We observed that body mass index (BMI) and SARS-CoV-2 antibodies were significantly elevated in patients with the highest COVID-19 disease severity. IP-10 was significantly elevated in COVID-19 patients and was associated with increased SARS-CoV-2 antibodies. Interactions among all available variables on COVID-19 disease severity were explored using a linear support vector machine model which supported the importance of BMI and SARS-CoV-2 antibodies.
Our results confirm the known adverse association of BMI on COVID-19 severity and suggest that IP-10 and SARS-CoV-2 antibodies could be useful to identify patients most likely to experience the most severe forms of the disease.
我们试图在严重急性呼吸综合征冠状病毒2型(SARS-CoV-2)大流行早期,于一家大型城市医院住院的2019冠状病毒病(COVID-19)患者中,识别与重症COVID-19相关的免疫生物标志物。
研究人群包括2020年4月至2020年12月期间在南加州大学洛杉矶县医学中心因COVID-19入院的SARS-CoV-2阳性受试者(n = 58)或对照组(n = 14)。使用基于微珠的多重免疫分析板,对入院当天采集的血清中的免疫标志物进行评估,这些标志物包括趋化因子/细胞因子(白细胞介素6、白细胞介素8、白细胞介素10、干扰素诱导蛋白10、单核细胞趋化蛋白1、肿瘤坏死因子-α)以及针对SARS-CoV-2抗原的血清学标志物(包括刺突亚基S1和S2、受体结合域以及核衣壳)。

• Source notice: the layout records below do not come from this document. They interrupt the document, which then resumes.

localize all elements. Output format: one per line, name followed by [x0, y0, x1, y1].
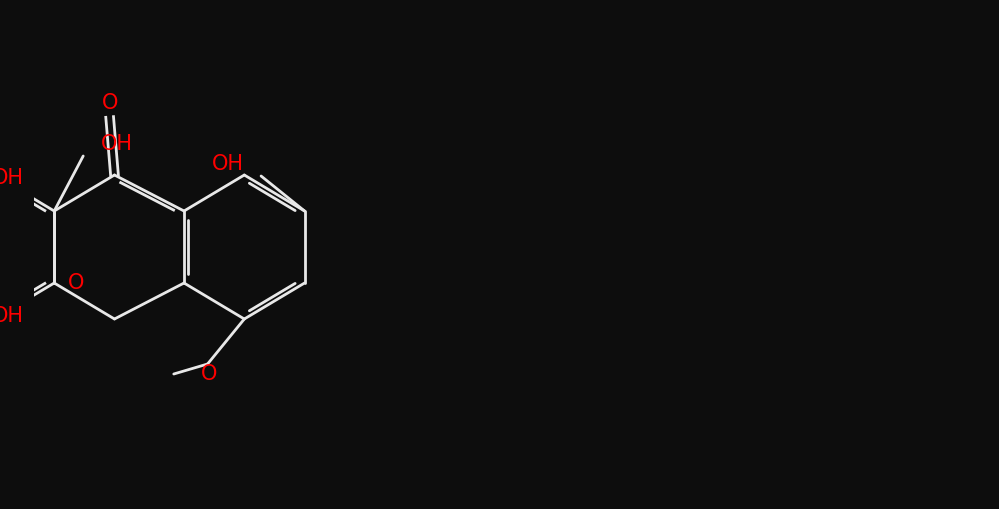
Text: OH: OH: [0, 168, 24, 188]
Text: OH: OH: [212, 154, 244, 174]
Text: O: O: [68, 273, 84, 293]
Text: O: O: [202, 364, 218, 384]
Text: OH: OH: [101, 134, 133, 154]
Text: OH: OH: [0, 306, 24, 326]
Text: O: O: [102, 93, 118, 113]
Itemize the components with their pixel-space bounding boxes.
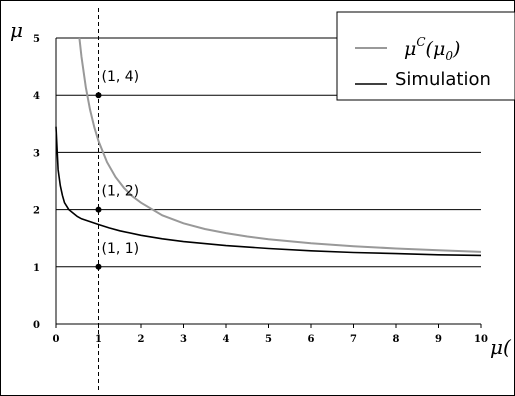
x-tick-label: 7 <box>350 334 357 345</box>
x-tick-label: 4 <box>223 334 230 345</box>
point-label: (1, 1) <box>102 241 140 257</box>
legend-label-muC: μC(μ0) <box>404 35 460 63</box>
point-label: (1, 4) <box>102 69 140 85</box>
y-tick-label: 2 <box>33 206 40 217</box>
x-axis-label: μ( <box>490 335 512 359</box>
legend-label-simulation: Simulation <box>395 69 491 90</box>
point-marker <box>95 92 102 99</box>
x-tick-label: 8 <box>393 334 400 345</box>
y-tick-label: 1 <box>33 263 40 274</box>
x-tick-label: 5 <box>265 334 272 345</box>
x-tick-label: 2 <box>138 334 145 345</box>
y-tick-label: 5 <box>33 34 40 45</box>
y-tick-label: 0 <box>33 320 40 331</box>
series-layer <box>55 37 482 257</box>
x-tick-label: 6 <box>308 334 315 345</box>
x-tick-label: 9 <box>435 334 442 345</box>
tick-labels: 0 1 2 3 4 5 0 1 2 3 4 5 6 7 8 9 10 <box>33 34 488 345</box>
x-tick-label: 1 <box>95 334 102 345</box>
x-tick-label: 0 <box>53 334 60 345</box>
annotated-points: (1, 4) (1, 2) (1, 1) <box>95 69 140 270</box>
point-marker <box>95 263 102 270</box>
simulation-curve <box>55 126 482 257</box>
y-tick-label: 3 <box>33 148 40 159</box>
point-marker <box>95 206 102 213</box>
y-tick-label: 4 <box>33 91 40 102</box>
legend: μC(μ0) Simulation <box>336 11 515 101</box>
x-tick-label: 3 <box>180 334 187 345</box>
y-axis-label: μ <box>10 18 23 42</box>
muc-curve <box>78 37 482 253</box>
point-label: (1, 2) <box>102 184 140 200</box>
legend-box <box>336 11 515 101</box>
x-tick-label: 10 <box>474 334 488 345</box>
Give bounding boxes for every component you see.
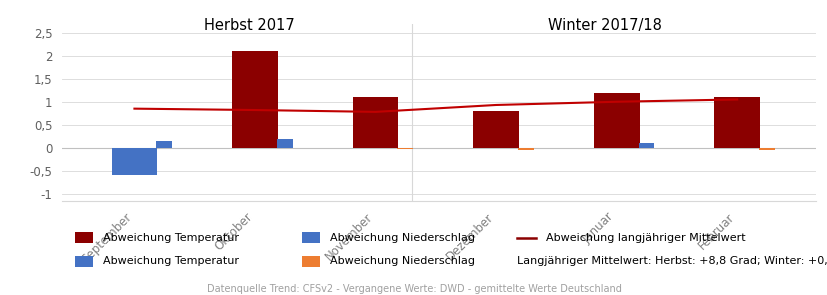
Bar — [156, 141, 172, 148]
Bar — [593, 93, 638, 148]
Text: Abweichung langjähriger Mittelwert: Abweichung langjähriger Mittelwert — [545, 233, 744, 243]
Text: Abweichung Niederschlag: Abweichung Niederschlag — [330, 233, 475, 243]
Bar — [397, 148, 413, 149]
Bar — [518, 148, 533, 150]
Bar — [714, 97, 759, 148]
Text: Herbst 2017: Herbst 2017 — [203, 19, 294, 34]
Bar — [472, 111, 519, 148]
Text: Datenquelle Trend: CFSv2 - Vergangene Werte: DWD - gemittelte Werte Deutschland: Datenquelle Trend: CFSv2 - Vergangene We… — [206, 284, 621, 294]
Text: Winter 2017/18: Winter 2017/18 — [547, 19, 661, 34]
Text: Langjähriger Mittelwert: Herbst: +8,8 Grad; Winter: +0,2 Grad: Langjähriger Mittelwert: Herbst: +8,8 Gr… — [517, 256, 827, 266]
Text: Abweichung Niederschlag: Abweichung Niederschlag — [330, 256, 475, 266]
Text: Abweichung Temperatur: Abweichung Temperatur — [103, 256, 238, 266]
Text: Abweichung Temperatur: Abweichung Temperatur — [103, 233, 238, 243]
Bar — [352, 97, 398, 148]
Bar — [758, 148, 774, 150]
Bar — [112, 148, 157, 175]
Bar — [276, 139, 292, 148]
Bar — [232, 51, 278, 148]
Bar — [638, 143, 653, 148]
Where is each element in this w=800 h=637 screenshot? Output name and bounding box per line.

我们观察到,COVID-19疾病严重程度最高的患者,其体重指数(BMI)和SARS-CoV-2抗体显著升高。COVID-19患者的干扰素诱导蛋白10显著升高,且与SARS-CoV-2抗体增加相关。使用线性支持向量机模型探索了所有可用变量与COVID-19疾病严重程度之间的相互作用,该模型支持BMI和SARS-CoV-2抗体的重要性。
我们的结果证实了BMI与COVID-19严重程度之间已知的不良关联,并表明干扰素诱导蛋白10和SARS-CoV-2抗体可能有助于识别最有可能经历最严重疾病形式的患者。